Drug deaths are on the rise, and understanding who they affect and why is key to fixing the problem.
According to the New York Times, drug overdose deaths have driven up fatalities among young white adults. Conversely, death rates for black youth have been falling. Not since the Vietnam War have young white persons seen more deaths than the previous generation.
And remember, this occurred in the midst of major advances in medicine, which have reduced deaths from many common natural causes such as heart disease. Thus, drug overdose deaths have mitigated medicinal advances in chronic disease for adult whites. Suicide rates among young adults have increased, as well.
The Statistics Look Bleak
The data was analyzed from death certificates (1990-2014) garnered from the Centers for Disease Control and Prevention.The death rates for whites either rose or remained steady for all adult groups under age 65. This trend was even more evident among women. And it rose faster for the less educated, particularly those without a complete high school education.
Drug overdose deaths for whites 25-34 increased five-fold over 15 years (1999-2014). Also, overdose fatalities for whites 35-44 tripled. Drugs included both illicit and prescription medications.
Meanwhile, death rates for young blacks has been falling, largely due to decline in AIDS deaths. Drug overdose deaths are up slightly, but still the gap between white and black young adult deaths is rapidly closing. If the trend continues, the death rates may be equal in under a decade.
What’s Race Got to Do With It?
So why are blacks less likely to be the victims of drug overdoses? Simple – racial profiling. One prevailing theory is that fewer black and minorities are being prescribed opiate painkillers, which are highly addictive.
It is thought that these medicines have contributed to an increase in heroin use. Even on their own, however, they are responsible for many more deaths. But in any case, there is no one factor which can completely explain what is happening.
Yet another theory poses that there are an increasing number of whites not getting a foothold into the economy. Those who are struggling might turn to cheap drugs and alcohol to ease the pain of poverty, stress, isolation, and violence. And the fact that death rates are rising more sharply among the less educated may support this idea.
Mortality rates are a very effective measure of the quality of life of any given people. Compared to other first world countries, death rates for middle-aged whites are rising dramatically. And many experts believe that what these statistics reveal does not bode well for the future.
What’s Gender Got to Do With It?
According to the data analyzed by the New York Times, white men are dying from drug overdoses more often than blacks, Hispanics and white women.
A few months back, researchers at Princeton University found that middle-aged men experienced an increase in death rate from 1999-2013. This was mainly due to alcohol and drug overdose, suicide, and liver disease.
According to the U.S. News and World Report, drug and alcohol use in men may be associated with an uptick in prescription drug use. This includes addiction, overdose, and suicidal thoughts related to prescription painkillers. Researchers note:
Addictions are hard to treat and pain is hard to control, so those currently in midlife may be a ‘lost generation’ whose future is less bright than those who preceded them.
Detractors of the report include Andrew Gelman of Slate.

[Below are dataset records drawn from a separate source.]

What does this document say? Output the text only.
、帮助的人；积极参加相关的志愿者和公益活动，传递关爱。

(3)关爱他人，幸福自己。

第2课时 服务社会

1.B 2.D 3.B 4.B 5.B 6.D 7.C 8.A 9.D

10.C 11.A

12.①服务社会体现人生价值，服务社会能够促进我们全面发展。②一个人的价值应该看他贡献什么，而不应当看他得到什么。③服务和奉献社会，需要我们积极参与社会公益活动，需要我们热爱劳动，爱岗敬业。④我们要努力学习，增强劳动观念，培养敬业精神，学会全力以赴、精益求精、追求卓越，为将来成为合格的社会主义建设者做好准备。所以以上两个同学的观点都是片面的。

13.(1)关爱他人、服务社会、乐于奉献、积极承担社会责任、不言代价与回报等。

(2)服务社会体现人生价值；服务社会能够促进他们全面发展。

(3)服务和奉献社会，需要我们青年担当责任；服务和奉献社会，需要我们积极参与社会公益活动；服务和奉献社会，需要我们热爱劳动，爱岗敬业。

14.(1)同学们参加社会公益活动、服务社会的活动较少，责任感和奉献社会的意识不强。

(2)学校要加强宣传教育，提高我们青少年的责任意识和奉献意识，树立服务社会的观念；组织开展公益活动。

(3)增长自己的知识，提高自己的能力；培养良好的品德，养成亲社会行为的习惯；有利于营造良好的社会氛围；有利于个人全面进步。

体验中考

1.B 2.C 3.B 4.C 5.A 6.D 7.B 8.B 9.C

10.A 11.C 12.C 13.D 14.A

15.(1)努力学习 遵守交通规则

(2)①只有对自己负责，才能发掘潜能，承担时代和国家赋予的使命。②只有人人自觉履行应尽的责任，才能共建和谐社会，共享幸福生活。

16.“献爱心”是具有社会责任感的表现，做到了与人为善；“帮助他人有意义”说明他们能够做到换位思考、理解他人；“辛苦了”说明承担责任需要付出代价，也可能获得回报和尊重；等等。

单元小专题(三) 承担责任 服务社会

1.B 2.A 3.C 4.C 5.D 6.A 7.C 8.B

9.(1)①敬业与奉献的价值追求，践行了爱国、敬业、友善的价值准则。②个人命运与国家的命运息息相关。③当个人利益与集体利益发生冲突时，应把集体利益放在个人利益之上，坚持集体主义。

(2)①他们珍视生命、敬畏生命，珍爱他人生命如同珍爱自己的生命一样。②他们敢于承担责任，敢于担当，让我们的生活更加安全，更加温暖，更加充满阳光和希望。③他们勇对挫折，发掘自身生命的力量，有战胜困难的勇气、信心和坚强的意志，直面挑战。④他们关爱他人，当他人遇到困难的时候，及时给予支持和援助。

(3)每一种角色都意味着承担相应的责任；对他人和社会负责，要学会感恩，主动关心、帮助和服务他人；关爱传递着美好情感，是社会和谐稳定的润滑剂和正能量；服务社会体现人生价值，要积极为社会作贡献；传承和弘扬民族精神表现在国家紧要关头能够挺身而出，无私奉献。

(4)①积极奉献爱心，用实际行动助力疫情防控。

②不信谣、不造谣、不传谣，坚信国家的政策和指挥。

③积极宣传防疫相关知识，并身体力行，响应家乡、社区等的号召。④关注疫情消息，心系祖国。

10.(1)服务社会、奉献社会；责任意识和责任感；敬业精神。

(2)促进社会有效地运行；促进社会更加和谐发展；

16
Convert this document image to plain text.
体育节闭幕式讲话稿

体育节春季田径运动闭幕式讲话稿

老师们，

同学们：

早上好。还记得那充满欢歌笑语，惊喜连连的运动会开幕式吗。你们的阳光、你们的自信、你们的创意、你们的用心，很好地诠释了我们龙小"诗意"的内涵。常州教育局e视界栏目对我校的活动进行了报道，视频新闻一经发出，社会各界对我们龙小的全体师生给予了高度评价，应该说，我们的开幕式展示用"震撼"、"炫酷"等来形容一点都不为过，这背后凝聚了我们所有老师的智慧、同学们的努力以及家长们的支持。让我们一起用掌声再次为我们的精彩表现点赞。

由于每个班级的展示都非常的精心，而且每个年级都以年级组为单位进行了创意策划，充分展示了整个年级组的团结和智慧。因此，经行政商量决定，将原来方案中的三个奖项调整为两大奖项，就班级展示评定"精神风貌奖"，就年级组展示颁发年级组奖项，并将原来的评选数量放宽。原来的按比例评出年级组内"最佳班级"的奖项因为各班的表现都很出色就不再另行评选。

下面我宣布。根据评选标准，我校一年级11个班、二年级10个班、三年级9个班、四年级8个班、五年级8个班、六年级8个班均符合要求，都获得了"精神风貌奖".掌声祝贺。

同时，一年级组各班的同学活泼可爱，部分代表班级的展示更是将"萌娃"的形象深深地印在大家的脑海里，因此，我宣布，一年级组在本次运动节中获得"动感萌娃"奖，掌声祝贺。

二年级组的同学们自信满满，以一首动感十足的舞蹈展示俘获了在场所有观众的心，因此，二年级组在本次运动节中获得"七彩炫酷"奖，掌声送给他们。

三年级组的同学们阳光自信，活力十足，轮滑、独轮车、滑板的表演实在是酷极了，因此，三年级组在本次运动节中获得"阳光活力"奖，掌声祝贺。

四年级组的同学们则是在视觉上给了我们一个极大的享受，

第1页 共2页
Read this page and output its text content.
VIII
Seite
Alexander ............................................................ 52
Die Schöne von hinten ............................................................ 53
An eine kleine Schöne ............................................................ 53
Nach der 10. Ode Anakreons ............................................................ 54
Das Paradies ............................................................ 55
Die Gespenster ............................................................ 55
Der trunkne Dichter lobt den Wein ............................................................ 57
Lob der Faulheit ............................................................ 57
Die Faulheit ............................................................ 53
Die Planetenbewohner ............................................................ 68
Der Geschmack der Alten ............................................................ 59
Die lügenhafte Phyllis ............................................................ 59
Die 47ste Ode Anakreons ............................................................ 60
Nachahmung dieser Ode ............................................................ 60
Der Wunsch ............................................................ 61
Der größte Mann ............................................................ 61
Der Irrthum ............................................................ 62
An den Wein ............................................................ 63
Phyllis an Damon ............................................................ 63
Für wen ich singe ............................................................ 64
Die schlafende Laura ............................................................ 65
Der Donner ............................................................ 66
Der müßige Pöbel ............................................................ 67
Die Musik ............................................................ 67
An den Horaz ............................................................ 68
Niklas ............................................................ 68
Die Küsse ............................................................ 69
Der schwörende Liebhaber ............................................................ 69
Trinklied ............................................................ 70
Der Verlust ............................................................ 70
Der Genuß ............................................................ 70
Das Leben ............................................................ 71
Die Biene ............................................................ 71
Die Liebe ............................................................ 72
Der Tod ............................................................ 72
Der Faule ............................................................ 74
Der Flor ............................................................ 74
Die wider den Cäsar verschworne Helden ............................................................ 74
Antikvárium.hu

He contends that since research focused on baby boomers, it logically follows that there would be more deaths that seen in previous years. He re-ran the numbers, and subsequently found that deaths had actually remained stable.
And yet, analysis by the New York Times revealed that whites are still dying in higher numbers. According to Ross Douthat, the reason has to do with current socioeconomic issues society is facing. For example, liberals blame static wages, income inequality, and inadequate care for the marginalized and impoverished.
Conversely, conservatives point to a lack in family values and religion which decrease motivation and interest in education. Additionally, programs meant to help the poor actually contribute to dependence, helplessness, and depression.
Douthat mentions Rod Dreher, a conservative author who writes about a phenomenon called white “dispossession”. This consists of a general sense of broken promises, and a feeling that something to which you are entitled is being denied to you. He believes that a return to faith and family in economic policies is the answer.
Douthat believes that men need to feel like they matter again:
Maybe sustained growth, full employment and a welfare state that’s friendlier to work and family can help revive that nexus. Or maybe working-class white America needs to adapt culturally, in various ways, to this era of relative stagnation, and learn from the resilience of communities that are used to struggling in the shadow of elite neglect.